Your eyes narrow suspiciously. “Depends on what it is. Are you going to make me eat something I don’t like?”
“No,” he replies, drawing out the last vowel for emphasis. “I’d never.” You look at him skeptically, remembering the time he made you eat a barbecue-flavored cricket. The memory must have occurred to him at the same time and he matches your skeptical expression. “Don’t look at me like that; you said you liked it.” Your mouth opens in retaliation, but he isn’t finished. 
“Let’s go somewhere nicer tonight, not just shitty fast food.”
“I thought you loved shitty fast food.”
“I do, but today is a day of celebration! It demands a different meal than burgers.” He cringes and sticks his tongue out in mock disgust. 
“So, what? You want slightly more expensive burgers?”
“If that’s what you want, sure.” He runs an elegant hand through his hair and you fight the sudden urge to weave your fingers in his. “Let’s go somewhere nice. I’ll even pay.” 
You scoff. “With what money?” He’s quiet again, tilting his head back and forth like a kid caught with too much candy.
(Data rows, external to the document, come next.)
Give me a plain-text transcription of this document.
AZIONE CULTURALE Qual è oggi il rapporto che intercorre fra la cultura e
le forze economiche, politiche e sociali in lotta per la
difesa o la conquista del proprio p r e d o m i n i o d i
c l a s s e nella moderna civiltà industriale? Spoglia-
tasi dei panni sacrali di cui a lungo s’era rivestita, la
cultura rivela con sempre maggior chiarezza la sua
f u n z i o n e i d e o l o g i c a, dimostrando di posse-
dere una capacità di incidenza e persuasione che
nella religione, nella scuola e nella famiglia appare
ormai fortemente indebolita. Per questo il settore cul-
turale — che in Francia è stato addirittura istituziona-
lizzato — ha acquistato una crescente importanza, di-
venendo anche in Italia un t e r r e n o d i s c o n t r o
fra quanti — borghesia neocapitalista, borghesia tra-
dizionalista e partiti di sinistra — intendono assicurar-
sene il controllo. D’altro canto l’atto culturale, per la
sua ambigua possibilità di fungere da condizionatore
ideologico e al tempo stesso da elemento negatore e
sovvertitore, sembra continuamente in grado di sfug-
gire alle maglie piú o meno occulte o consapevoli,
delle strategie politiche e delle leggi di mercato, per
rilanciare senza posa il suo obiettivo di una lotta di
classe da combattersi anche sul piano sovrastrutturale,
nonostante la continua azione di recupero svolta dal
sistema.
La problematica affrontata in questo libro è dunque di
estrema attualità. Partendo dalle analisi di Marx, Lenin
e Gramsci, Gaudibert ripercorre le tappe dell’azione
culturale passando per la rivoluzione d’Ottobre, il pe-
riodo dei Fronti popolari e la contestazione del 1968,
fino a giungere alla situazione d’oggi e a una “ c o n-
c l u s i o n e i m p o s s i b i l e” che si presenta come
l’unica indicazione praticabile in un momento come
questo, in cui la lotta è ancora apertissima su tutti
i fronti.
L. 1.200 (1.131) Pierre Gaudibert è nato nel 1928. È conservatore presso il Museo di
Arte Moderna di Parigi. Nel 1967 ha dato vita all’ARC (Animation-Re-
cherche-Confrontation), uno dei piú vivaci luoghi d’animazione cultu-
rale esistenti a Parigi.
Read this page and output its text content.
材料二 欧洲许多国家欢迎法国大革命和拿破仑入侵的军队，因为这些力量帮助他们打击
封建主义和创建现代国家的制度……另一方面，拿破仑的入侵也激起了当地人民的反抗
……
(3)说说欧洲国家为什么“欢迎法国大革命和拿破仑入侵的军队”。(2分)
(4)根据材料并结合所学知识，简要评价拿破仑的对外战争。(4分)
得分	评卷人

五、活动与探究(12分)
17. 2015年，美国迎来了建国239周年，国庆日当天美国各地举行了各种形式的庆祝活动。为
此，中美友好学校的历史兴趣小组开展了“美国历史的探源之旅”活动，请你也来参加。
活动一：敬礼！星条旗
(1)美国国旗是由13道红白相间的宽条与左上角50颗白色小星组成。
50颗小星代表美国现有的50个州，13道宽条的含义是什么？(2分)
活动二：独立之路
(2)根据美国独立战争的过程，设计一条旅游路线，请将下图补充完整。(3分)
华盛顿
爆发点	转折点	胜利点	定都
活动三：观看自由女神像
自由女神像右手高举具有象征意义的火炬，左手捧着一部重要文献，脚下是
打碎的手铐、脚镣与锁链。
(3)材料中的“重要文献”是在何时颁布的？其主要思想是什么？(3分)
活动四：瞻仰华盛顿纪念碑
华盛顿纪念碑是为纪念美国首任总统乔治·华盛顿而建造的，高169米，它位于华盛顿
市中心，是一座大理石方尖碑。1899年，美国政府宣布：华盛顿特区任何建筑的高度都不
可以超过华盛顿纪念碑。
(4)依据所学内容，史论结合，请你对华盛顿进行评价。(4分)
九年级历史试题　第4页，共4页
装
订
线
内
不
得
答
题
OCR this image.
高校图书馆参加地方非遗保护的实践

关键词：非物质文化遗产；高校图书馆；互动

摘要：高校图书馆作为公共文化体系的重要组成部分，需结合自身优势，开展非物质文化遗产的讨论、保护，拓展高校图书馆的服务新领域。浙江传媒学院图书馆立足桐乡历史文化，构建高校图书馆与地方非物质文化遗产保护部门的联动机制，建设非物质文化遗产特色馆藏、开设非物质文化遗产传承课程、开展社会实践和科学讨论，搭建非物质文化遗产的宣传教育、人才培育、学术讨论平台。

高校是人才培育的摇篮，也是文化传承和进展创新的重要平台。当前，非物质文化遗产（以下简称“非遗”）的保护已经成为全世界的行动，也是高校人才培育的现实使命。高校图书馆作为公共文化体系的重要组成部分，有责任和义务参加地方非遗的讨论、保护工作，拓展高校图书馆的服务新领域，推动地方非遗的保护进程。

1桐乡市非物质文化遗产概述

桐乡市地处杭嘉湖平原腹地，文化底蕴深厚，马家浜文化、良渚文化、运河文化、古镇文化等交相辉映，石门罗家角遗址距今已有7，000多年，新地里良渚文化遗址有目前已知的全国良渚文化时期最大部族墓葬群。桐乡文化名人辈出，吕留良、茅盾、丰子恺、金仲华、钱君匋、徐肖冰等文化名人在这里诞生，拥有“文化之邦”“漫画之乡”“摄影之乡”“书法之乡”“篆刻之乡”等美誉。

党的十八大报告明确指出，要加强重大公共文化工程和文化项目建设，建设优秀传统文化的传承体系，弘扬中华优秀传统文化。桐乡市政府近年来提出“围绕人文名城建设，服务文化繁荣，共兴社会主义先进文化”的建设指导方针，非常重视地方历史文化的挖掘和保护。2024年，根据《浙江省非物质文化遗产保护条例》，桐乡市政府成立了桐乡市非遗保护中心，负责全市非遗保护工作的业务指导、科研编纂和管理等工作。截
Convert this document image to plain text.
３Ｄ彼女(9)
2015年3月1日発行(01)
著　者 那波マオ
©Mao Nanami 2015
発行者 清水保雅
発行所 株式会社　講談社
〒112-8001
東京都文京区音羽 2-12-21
You understand without a word, mainly because this situation occurred once before. “Satoru!” 
His arms gesture to open air defensively. “It was right there!”
“You don’t remember the last time you stole it?”
“If I recall correctly, he wasn’t that mad that I borrowed it.”
“Yeah, that’s because I was there with you, and don’t try to say it was borrowing! If you weren’t related to him, it would be considered theft.” 
“What dear old dad doesn’t know won’t hurt him, babe.” Your face heats at how easily the pet name slips from his pretty mouth and you pray he doesn’t notice. “So? What do you say? I promise to take full responsibility and also eat anything you don’t like.” His finger crosses an “X” over his heart and you can’t resist the genuine excitement on his face. 
“Fine. But I’m paying for dessert.”
He stamps his foot in childish protest. “That’s not how this–”
“I don’t care if it’s not how it works, Satoru. Consider it payback for not asking that rando to dinner.” 
Even after he walks you home and leaves you a smiling, feeling-filled mess at your windowsill, you’re left wondering who that mystery person is.